Associate Professor David Wacks

Wacks Spain-1

Photo: Waiting for a manuscript in the Biblioteca de Catalunya, Barcelona (July 2014)

Associate Professor of Spanish David Wacks teaches and researches the literature and cultures of Spain during the middle ages. This time and place was a microcosm of the questions of religious, linguistic, and ethnic coexistence and conflict that continue to occupy us in today’s shrinking world. In working with these little-known but fascinating literary traditions of the Spanish Muslims, Jews, and Christians, Wacks is able to draw connections between the questions those authors faced and those that we face today about how to make our way in a pluralistic society.

Most recently, Wacks brought a group of these students to Spain during the Summer of 2014 to pursue advanced-level coursework in Spanish studying the Asturian region of northern Spain.
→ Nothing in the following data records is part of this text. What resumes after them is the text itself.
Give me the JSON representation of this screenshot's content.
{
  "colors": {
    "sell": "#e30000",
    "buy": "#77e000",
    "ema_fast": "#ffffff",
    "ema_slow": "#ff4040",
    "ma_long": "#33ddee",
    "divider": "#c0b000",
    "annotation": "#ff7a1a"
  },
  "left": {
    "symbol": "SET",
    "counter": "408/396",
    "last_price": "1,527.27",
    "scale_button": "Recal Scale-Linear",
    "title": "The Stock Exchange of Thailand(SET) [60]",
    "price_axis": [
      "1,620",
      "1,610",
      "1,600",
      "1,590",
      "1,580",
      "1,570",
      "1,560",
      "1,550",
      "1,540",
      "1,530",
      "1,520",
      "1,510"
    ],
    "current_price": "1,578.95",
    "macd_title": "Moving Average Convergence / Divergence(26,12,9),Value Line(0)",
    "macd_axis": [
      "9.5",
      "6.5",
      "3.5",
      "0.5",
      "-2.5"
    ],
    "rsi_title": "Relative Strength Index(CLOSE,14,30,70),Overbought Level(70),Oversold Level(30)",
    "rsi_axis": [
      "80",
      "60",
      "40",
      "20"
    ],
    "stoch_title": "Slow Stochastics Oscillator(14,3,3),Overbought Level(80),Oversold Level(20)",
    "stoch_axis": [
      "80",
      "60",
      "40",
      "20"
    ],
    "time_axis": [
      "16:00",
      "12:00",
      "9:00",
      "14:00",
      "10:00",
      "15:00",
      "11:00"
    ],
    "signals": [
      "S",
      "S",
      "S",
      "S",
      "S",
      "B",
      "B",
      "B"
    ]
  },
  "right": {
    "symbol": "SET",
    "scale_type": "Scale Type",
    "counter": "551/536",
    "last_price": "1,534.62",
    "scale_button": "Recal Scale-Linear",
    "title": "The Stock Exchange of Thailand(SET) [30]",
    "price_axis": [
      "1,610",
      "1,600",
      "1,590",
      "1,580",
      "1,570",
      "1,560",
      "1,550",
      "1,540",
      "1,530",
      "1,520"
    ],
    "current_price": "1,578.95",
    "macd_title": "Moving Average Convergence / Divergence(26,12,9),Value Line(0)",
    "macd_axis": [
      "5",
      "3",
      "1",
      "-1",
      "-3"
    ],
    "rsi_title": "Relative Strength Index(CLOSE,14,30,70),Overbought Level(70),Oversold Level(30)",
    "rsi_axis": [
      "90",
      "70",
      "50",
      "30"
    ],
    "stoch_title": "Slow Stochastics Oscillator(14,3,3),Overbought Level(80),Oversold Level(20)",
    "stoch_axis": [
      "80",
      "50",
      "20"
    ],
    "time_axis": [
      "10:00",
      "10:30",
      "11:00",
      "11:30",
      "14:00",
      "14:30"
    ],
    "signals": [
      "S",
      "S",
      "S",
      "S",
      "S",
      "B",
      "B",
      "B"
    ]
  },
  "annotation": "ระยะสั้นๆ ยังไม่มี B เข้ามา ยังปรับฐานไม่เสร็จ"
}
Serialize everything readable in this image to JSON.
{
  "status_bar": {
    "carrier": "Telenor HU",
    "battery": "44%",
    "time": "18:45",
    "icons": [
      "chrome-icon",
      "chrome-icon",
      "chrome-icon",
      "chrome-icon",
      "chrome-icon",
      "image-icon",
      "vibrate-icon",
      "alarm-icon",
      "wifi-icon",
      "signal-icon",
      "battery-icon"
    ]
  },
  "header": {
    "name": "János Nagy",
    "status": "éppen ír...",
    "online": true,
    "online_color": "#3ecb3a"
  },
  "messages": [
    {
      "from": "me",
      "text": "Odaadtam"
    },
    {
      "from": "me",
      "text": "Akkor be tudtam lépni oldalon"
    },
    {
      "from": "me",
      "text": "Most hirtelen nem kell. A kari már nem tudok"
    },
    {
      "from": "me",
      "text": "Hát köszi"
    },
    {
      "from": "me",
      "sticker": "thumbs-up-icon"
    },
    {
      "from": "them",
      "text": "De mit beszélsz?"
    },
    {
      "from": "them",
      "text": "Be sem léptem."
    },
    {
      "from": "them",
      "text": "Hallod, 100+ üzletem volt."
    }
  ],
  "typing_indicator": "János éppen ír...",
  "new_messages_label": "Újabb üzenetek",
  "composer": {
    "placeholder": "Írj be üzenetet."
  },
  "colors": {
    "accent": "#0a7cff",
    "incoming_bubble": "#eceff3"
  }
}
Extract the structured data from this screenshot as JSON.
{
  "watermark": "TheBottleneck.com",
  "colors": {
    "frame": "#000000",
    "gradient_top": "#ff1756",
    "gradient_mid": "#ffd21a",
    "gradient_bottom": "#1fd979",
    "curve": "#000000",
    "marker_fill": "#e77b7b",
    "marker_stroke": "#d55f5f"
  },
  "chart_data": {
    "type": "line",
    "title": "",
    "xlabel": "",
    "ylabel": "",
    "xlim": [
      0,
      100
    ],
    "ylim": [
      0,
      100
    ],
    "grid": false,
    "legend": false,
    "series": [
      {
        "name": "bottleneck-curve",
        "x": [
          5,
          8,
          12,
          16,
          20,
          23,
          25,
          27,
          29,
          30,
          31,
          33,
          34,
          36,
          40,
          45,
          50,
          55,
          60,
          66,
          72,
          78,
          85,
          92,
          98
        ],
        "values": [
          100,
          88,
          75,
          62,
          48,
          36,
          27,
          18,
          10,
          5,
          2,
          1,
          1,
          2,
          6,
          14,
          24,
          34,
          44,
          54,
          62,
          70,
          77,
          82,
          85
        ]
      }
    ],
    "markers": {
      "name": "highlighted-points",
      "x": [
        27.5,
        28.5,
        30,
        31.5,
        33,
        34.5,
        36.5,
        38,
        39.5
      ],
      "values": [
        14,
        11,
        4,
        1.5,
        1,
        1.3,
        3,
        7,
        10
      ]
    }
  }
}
In July 2014, Wacks traveled to Barcelona where he unearthed some fascinating unpublished documents, including poems by a 17th-century clandestine Muslim author, a new description of the destruction of Barcelona’s Jewish quarter in 1391, and the first description (late 14th century) of the ritual representations of battles between Muslims and Christians (moros y cristianos) that have since become a widespread tradition in Spain and Latin America. This year he is publishing Double Diaspora in Sephardic Literature: Jewish cultural production before and after 1492 (Indiana University Press, 2015). His is currently at work on a book project tentatively titled Crusade, Conquest, and Conversion in Medieval Iberian Fiction.